Выбрать главу

Потому и Хвойку власти сочли было за одного из «сельских императоров». Но очень скоро, убедившись в ошибке, отпустили его на все четыре стороны. Тем не менее в литературе до недавнего времени сохранялось мнение, что этот «бунтарь поневоле» сыграл в хлумецких событиях чуть ли не решающую роль. Характерно, что с таким пониманием автору этой книги довелось столкнуться еще в сентябре 1986 г., когда вместе с известным чешским историком Й. Петранем и этнографом Л. Петраневой мы побывали в деревне Роуднице. Местные жители показали подворье (строение № 20), некогда принадлежавшее Яну Хвойке (его по привычке именуют здесь «bouřlivec», т. е. бунтарь, буян).

Так думал и Кернер. Понятно, что ему, добросовестному хронисту, было сложно в таких условиях обосновать свою догадку. «Разве что для этого он по многим причинам имел какие-то основания», — замечал о поведении «смелого парня» автор «Хроники». Теперь, после исследований чехословацких историков, выяснена ничтожная доля участия Хвойки в событиях 1775 г. В соответствии с этим смущавшие Й. Кернера опасения полностью отпадают: «смелый парень» вовсе и не собирался передавать Яну Хвойке «предводительский жезл». Более того, очищенная новейшими исследованиями от сомнений, терзавших кратоножского священника, его догадка обрела новую жизнь: «смелый парень» Яна Хвойки и «изгнанный русский принц» градецкого письма — это действительно, скорее всего, один и тот же персонаж. И все же «русский принц» — реальность или вымысел? «Нельзя исключать, — полагал Я. Вавра, — что в возбужденной обстановке тех мятежных дней кто-то из повстанцев объявил себя „изгнанным русским принцем “, что он встал как самозванец во главе целого отряда. Вместе с тем, вероятнее всего, что взвинченная фантазия обездоленного и отчаявшегося народа, который поднялся на восстание, создала в качестве предводителя одного из отрядов образ „русского принца“, который добровольно явился, чтобы пожертвовать собой в борьбе за свободу чешского народа, как и его отец пожертвовал собой в борьбе за свободу народа русского» [200, с. 154].

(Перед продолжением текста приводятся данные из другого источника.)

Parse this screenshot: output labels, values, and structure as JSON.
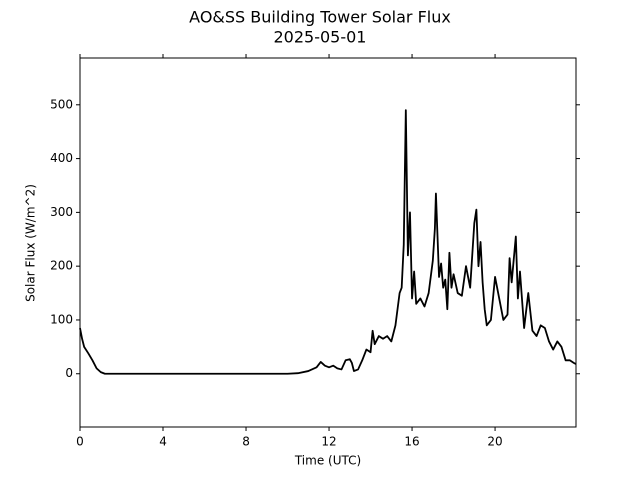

Вывод интересный, во многом справедливый, но не бесспорный и оставляющий без ответа или недостаточно обосновывающий ряд существенных вопросов. Так, автор исходит из предположения, что самозванный «русский принц» был либо реальным лицом, либо, скорее всего, порождением народной фантазии. Но при этом он отрицает наличие в чешской народной среде славянского сознания (не поясняя, какой смысл он вкладывает в этот термин). Но почему в таком случае народная фантазия назвала «изгнанного принца» русским, а, скажем, не французом, голландцем, немцем или представителем еще какой-либо национальности? И чьим, собственно, «сыном» могли его воспринимать?

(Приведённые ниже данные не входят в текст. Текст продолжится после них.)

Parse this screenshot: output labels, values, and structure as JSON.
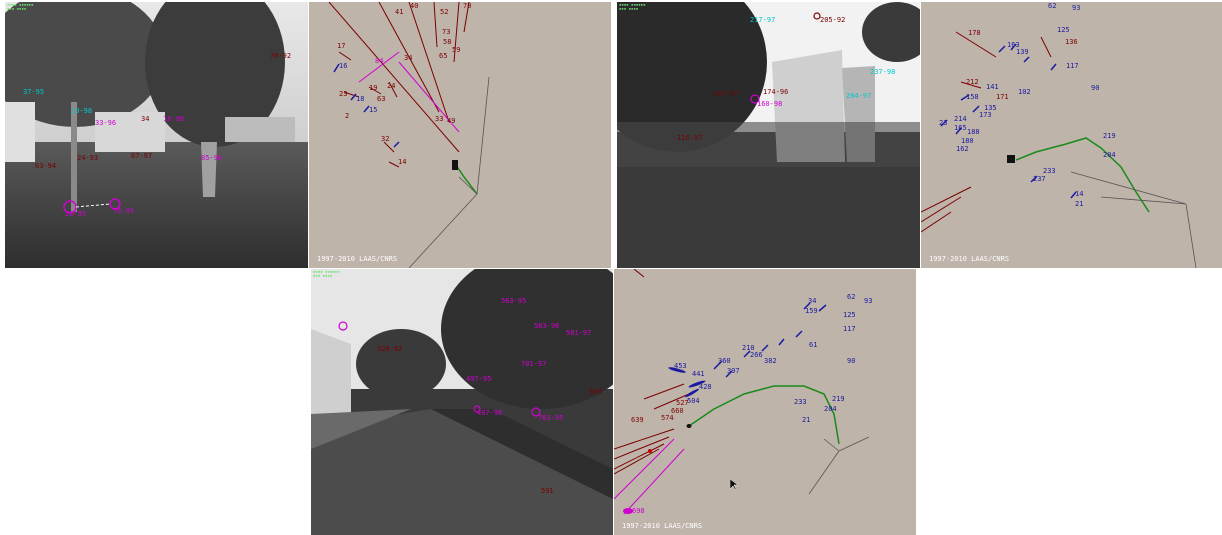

Думается, что дихотомия — «либо реальное лицо, либо фантазия» — едва ли вообще применима при анализе такого круга материалов. Ведь история самозванчества свидетельствует, что за самыми неожиданными, порой фантастическими версиями, порожденными народным мировоззрением, всегда в конечном счете стоят в преобразованном виде какие-то исторические реалии и действительно существовавшие лица — либо как индивидуальности, либо как обобщенные персонажи. И за информацией о появлении «русского принца» мог скрываться конкретный или собирательный образ повстанческого вожака, апеллировавшего не только к социальным, но и к национальным настроениям крестьян, во главе которых он встал.

Жизненность такого образа основывалась на традициях чешской народной литературы и фольклора. О скором явлении героя-избавителя, например, трактовали восходившие еще к XV в. так называемые «королевские повести» и «пророчества». В невыносимо трудной для чешского народа обстановке XVII в., связанной с утратой государственной независимости, войнами и разорением страны, проведением Габсбургами политики контрреформации и жестокого преследования «еретиков», эти жанры оживают вновь. Популярность, в частности, приобретают «пророчества», создававшиеся и распространявшиеся противниками католицизма. В XVIII в. «пророчества» и «королевские повести» получили дальнейшее распространение не только в протестантской и сектантской, но и в более широкой, формально католической, чешской сельской и городской народной среде. «Королевская повесть, — отмечал известный чехословацкий литературовед Й. Грабак, — иногда соединялась с пророчеством о короле Марокане, которое в какой-то форме циркулировало в народе уже в эпоху крестьянского восстания 1775 г. и накануне вторжения прусского короля Фридриха в 1778 г.» (176, с. 482).